Follow-up question: How do you handle highly imbalanced sentiment data when most posts are neutral or positive, and only a small fraction is negative?
Class imbalance can degrade model performance. Training with balanced subsets or oversampling negative examples can help. Techniques like SMOTE (Synthetic Minority Over-sampling Technique) create synthetic samples for the minority class. Custom loss functions or class weighting in algorithms like logistic regression or random forests can also balance the influence of each class.
Follow-up question: Why might you prefer a simpler classical model like logistic regression over a deep learning approach?
Classical models are easier to train and interpret when data volume is moderate or labeled data is limited. Logistic regression with strong regularization can perform well in many NLP tasks, especially when combined with powerful vector representations. More complex models might overfit or require extensive hyperparameter tuning. Starting with a simpler model is often faster and ensures a baseline.

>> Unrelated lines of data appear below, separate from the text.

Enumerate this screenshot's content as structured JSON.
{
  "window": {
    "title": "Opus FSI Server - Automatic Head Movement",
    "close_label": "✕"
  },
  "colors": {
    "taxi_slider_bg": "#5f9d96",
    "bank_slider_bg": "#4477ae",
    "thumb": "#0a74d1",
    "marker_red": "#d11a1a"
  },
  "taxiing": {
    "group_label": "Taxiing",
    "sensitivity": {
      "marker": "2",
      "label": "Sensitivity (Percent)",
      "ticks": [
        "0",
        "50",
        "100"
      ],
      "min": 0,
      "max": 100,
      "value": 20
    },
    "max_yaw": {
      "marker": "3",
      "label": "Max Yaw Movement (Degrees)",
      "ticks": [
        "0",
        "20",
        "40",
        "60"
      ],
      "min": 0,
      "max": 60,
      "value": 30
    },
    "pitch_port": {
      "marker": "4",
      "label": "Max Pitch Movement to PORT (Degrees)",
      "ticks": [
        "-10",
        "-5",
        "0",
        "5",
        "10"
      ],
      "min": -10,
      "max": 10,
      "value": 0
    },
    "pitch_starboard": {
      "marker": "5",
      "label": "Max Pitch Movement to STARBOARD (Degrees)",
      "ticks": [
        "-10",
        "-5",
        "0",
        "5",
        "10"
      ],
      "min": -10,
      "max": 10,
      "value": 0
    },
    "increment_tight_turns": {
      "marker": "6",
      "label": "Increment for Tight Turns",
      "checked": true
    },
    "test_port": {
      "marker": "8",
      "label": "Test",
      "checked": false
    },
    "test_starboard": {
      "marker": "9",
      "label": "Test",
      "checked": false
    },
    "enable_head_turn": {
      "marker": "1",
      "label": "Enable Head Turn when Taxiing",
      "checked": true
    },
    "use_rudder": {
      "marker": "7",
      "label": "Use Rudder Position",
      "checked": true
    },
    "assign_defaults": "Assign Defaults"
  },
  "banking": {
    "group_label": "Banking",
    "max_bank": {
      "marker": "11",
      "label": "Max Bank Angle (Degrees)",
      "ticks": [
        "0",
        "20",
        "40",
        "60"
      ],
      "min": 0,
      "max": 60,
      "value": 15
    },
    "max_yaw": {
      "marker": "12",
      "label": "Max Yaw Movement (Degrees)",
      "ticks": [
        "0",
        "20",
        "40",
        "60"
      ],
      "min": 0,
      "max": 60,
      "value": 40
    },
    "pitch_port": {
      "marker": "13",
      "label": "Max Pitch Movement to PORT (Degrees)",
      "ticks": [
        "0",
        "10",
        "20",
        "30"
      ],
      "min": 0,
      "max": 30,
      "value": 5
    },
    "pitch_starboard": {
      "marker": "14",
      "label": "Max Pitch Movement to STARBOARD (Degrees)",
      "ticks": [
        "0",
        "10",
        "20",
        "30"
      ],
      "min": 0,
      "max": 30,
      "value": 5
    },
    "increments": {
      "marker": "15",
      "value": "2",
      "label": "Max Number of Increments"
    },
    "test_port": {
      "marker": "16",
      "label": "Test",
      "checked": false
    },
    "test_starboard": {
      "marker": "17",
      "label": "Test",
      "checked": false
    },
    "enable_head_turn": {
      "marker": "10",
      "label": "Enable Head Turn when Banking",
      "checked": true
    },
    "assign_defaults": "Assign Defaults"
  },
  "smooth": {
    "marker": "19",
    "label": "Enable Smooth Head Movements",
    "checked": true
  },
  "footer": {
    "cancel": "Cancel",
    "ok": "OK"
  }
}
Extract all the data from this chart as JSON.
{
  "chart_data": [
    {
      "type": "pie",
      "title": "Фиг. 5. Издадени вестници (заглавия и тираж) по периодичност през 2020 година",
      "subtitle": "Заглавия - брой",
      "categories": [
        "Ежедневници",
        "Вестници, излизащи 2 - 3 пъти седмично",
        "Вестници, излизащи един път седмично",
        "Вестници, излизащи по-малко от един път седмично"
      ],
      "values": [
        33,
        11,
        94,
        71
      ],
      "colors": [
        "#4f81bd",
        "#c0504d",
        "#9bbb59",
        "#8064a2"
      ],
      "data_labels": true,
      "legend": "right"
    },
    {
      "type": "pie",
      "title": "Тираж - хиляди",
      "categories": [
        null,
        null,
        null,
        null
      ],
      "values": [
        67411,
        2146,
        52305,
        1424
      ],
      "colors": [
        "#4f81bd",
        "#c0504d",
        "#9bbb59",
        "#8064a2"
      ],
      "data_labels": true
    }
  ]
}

Follow-up question: How do you adapt or fine-tune a pretrained transformer-based model if you choose a deep learning approach?
Obtain a large pretrained language model like BERT or a variant. Replace the final classification layer with a new layer matching the number of sentiment classes. Freeze the earlier layers initially, and fine-tune the top layers on your labeled sentiment data. Gradually unfreeze more layers if necessary, carefully adjusting the learning rate. Monitor metrics on a validation set to prevent overfitting.
Follow-up question: How might you evaluate the quality of the topic modeling results?
Topic coherence measures can assess how semantically related the top words in each topic are. Manual inspection is also common; domain experts review representative words from each cluster or LDA topic to confirm meaningful groupings. If the chain sees coherent themes (front desk, housekeeping, etc.), then the topic model is performing well. If there is overlap or confusion in the discovered topics, hyperparameters like the number of clusters or topics may need adjusting.